Wednesday, June 27, 2012
Morning Market Analysis; Asia Treading Water
The weekly chart of the Chinese market shows that -- although prices are now below the 200 day EMA -- they have steadied above the 32 price level for the last month. However, the EMAs are acting as technical resistance, momentum is dropping, money is flowing out of the market and volatility is up. The key here is for prices to hold the 32 price level. Should they break that level, the next logical price target is 31 and then 30.
The Japanese market hit a two and a half year low at the end of May and have since rallied, hitting resistance at the 10 week EMA. Like the Chinese market, the underlying technicals are weak: momentum is declining and the CMF is negative, while volatility is increasing.
Hong Kong is a bit stronger.
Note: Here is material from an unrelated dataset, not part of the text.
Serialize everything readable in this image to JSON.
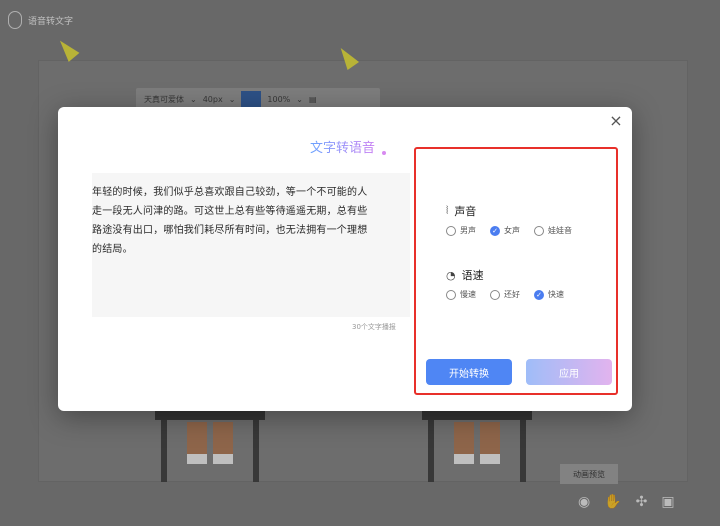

Prices did break an uptrend started in the third quarter of law year, but prices remain above the 200 week EMA. Momentum is slightly negative, as is the CMF.
Taiwan's market is in similar shape to Hong Kong's, although prices are below the 200 day EMA rather than above it.
Singapore's market is also just above the 200 day EMA. However, it has hit resistance at the 10 week EMA.
The good news in the above charts is that prices have stabilized over the last month or so. In addition, two of the markets are still above their 200 week EMA. However, the elephant in the room is China, which is still below its 200 week EMA and has several weak technical developments.